Cortvriendt a ouvert son bidon de café et déballé un paquet de tartines. L'eau monte doucement : pour l'instant cela n'atteint pas encore le bord de la cabane mais bientôt il va falloir se tenir debout... savez, l'eau, ça monte tout doucement mais, tout d'un coup, y a plus rien de sec, plus un endroit pour poser sa musette, plus un pouce de terre ferme pour ancrer le pied. Ça glisse partout, mais, diable, ça va recommencer.
Et voilà les premiers : ils hésitent parce que les appelants, tirant sur leur ficelle d'ancrage, ne dodelinent plus tout à fait naturellement dans le clapotis. Dieu, que ça monte vite, j'ai déjà de l'eau entre les pieds et Tom ne sait plus où se mettre, mais, heureusement, il se met à dracher comme il faut et les canards, secoués de partout par le mauvais temps, cherchent abri sans trop se soucier des apparences. En voilà trois qui glissent sur l'aile... y viennent ou y viennent pas ? Ils battent un instant des ailes et se posent à vingt mètres des appelants, nageant lentement pour s'en approcher. Maintenant, faut plus bouger, y qu'à les laisser venir sans se soucier des autres qui volent un peu partout ! Bien se préparer, hein, et pas les tirer posés sur l'eau, parce que le plomb claque dessus sans effet. Vaut mieux siffler, attendre qu'ils se dressent sur l'eau, ailes ouvertes, et tirer très vite, dans la foulée, avant qu'ils n'aient pris un mètre de hauteur. Alors, on y va ! Trois coups fusent comme le martèlement de la riveteuse du chantier, trois coups "l'un sur l'autre", et les trois canards flottent à deux brassées l'un de l'autre : "Kom, Tom, faut aller les ramasser !".
Et il va falloir en ramasser d'autres, parce qu'à c'te heure les remorqueurs ont repris le travail, les camions aussi, puis tout ce va-et-vient qui longe les watringues, des vélomoteurs, des voitures. Un canard ne peut pas trouver sa tranquillité dans ces conditions, ni au large ni sur les eaux inférieures. Tiens, pendant quej'cause ou que j'rêve, en voilà deux autres bien placés dans la ligne d'arrivée ! ... et de deux coups ils plongent, lourds comme du plomb. "Faut pas croire, hein, nous on's montre pas. On n'a pa'd'Winchester super-automatique, ni d' gabion, mais voyez-moi c'travail : ça fait cinq de plus avec les dix-huit de tout à l'heure!"

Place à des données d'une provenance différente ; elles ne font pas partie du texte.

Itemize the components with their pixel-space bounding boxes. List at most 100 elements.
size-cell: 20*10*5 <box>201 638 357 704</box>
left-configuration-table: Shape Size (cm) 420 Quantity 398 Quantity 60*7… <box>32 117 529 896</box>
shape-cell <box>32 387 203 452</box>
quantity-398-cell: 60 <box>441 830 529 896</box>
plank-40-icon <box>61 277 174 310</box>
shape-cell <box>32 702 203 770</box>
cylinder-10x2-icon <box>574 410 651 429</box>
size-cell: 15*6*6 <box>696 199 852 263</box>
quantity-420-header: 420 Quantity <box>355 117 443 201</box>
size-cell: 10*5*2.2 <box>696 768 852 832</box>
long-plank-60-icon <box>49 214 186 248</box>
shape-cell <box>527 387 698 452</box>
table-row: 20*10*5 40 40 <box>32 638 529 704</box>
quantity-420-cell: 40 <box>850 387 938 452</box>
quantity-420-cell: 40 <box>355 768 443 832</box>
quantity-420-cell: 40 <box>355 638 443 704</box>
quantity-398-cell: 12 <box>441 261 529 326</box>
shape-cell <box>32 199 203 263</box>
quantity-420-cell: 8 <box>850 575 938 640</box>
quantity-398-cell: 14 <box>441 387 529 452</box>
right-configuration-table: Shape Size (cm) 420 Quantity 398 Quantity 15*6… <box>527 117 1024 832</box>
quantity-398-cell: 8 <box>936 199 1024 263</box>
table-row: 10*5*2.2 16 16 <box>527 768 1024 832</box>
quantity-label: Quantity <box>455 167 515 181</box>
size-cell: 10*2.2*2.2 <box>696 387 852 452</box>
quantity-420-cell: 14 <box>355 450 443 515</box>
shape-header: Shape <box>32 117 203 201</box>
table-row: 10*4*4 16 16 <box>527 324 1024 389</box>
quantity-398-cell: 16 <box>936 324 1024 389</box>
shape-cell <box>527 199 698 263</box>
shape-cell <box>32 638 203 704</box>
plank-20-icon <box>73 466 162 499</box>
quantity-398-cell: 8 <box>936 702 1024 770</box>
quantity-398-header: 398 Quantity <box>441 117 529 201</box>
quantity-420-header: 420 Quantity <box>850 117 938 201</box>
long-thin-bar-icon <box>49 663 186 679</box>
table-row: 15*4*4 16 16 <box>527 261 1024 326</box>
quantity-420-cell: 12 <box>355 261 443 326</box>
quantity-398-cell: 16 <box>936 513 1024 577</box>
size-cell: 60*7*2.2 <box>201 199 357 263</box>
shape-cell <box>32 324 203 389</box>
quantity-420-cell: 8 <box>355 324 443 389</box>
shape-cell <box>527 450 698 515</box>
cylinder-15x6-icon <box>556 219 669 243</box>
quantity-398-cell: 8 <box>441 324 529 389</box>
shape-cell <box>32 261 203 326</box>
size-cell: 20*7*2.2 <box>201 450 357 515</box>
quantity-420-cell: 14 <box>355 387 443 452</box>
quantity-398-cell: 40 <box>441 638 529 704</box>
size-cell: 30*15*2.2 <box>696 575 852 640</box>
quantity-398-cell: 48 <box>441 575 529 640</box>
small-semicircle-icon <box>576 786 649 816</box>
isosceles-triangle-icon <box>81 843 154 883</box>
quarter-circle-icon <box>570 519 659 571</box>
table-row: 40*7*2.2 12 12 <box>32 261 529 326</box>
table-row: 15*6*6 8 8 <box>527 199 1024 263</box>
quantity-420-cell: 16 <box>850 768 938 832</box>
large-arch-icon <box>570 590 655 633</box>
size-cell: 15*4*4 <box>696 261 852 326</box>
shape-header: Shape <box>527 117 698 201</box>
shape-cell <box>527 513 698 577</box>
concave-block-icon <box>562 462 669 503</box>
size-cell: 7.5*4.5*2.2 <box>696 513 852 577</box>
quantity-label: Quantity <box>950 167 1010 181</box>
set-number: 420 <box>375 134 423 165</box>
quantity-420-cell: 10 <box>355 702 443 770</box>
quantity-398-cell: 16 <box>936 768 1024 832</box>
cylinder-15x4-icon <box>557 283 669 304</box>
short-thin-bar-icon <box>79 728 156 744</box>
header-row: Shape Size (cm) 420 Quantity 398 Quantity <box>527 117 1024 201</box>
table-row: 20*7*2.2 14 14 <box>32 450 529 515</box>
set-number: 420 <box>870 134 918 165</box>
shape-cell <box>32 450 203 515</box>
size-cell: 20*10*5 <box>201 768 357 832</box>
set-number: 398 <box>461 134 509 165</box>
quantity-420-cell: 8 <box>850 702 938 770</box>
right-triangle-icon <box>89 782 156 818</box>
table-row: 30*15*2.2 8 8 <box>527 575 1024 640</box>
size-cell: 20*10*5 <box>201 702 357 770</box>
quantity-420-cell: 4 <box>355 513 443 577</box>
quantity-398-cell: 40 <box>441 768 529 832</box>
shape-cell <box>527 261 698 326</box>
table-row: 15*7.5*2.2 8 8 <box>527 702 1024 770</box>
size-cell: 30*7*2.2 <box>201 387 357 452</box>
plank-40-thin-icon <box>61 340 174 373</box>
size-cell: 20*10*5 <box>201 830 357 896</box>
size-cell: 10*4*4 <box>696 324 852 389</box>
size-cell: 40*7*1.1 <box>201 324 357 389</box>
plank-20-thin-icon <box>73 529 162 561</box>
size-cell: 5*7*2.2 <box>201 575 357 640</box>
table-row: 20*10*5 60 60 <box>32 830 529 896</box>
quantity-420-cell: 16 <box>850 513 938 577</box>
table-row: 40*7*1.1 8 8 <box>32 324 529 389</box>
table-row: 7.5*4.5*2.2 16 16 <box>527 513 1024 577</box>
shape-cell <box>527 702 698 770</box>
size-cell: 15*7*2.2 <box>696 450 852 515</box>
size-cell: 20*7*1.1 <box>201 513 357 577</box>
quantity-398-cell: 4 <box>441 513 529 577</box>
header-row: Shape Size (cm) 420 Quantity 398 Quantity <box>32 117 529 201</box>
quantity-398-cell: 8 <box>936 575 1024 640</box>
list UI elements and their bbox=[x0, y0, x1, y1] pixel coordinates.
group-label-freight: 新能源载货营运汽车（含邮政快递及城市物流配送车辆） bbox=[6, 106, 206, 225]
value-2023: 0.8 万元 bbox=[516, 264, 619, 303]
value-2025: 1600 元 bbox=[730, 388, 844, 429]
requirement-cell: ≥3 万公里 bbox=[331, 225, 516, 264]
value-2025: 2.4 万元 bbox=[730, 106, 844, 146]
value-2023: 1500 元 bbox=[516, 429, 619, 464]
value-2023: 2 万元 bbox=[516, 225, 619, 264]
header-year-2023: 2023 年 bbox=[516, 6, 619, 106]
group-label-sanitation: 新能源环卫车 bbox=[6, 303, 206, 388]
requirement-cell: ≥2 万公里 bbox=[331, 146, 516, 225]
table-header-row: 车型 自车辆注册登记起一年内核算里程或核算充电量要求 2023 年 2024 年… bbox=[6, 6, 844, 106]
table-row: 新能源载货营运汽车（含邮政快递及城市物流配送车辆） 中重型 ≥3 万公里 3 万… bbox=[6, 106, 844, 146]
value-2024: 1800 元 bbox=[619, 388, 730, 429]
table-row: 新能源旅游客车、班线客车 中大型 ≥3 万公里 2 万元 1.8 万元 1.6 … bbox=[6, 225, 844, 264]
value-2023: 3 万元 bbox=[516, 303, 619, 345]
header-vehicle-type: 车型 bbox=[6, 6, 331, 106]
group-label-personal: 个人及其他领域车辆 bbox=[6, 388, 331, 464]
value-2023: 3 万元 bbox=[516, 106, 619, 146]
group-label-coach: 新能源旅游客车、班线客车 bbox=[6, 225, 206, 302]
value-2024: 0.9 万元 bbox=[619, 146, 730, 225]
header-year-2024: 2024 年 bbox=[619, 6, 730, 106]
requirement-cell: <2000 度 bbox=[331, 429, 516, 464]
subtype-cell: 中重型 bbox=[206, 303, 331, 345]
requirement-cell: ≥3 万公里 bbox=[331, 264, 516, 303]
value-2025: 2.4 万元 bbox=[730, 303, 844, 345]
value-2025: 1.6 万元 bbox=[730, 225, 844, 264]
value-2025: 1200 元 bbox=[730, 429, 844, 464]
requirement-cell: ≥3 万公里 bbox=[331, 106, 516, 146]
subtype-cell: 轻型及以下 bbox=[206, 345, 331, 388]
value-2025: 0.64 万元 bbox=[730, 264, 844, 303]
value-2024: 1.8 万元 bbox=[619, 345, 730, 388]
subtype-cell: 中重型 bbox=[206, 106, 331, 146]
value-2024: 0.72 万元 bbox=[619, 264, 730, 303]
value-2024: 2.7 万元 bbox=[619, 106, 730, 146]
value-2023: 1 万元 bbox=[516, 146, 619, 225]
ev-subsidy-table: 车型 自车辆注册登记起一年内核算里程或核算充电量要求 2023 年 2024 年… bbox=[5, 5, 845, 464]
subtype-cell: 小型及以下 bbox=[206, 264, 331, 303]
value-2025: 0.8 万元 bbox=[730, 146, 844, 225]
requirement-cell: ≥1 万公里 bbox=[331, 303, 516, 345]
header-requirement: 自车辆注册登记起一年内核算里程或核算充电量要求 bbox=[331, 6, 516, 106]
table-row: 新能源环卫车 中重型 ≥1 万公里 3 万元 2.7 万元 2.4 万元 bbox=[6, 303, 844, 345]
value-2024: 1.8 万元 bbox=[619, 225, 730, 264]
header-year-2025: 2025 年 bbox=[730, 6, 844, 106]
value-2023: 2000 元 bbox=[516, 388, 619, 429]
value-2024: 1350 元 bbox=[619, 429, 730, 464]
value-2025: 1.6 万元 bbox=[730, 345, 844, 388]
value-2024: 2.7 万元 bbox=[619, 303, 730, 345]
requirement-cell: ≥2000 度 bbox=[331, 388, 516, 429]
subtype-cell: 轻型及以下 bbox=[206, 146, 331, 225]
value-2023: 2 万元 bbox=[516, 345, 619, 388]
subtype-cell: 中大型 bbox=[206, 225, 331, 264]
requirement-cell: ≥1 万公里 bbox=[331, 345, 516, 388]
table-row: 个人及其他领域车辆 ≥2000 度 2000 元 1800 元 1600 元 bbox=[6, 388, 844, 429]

Il en revient d'autres pendant que j'rêve... mais moi, c'est pas comme Yannick Noah : quand il fait une faute, cinquante mille personnes pleurent ou ragent... pour moi on' dit rien et j'écrase, ça sera pour la prochaine fois ! Des milliers de pilets ont été mis en mouvement par une manœuvre maritime. Ils prennent l'air presque tous ensemble, montent, tournoient et tachent de retrouver un peu de vase pour se poser... mais de la vase, y a plus ! Alors ils vont et viennent, se partagent, bagarrent dans le vent pour rester près du large mais se font finalement refouler vers l'intérieur. "C'est-ce c'que j'attendais !". Un pilet, c'est pas comme un autre canard, ça file en flèche, droit dans le ciel, et pendant qu'on l'ajuste, la tempête vous expédie un paquet d'eau froide, mi-neige mi-grêlons, en plein dans la figure.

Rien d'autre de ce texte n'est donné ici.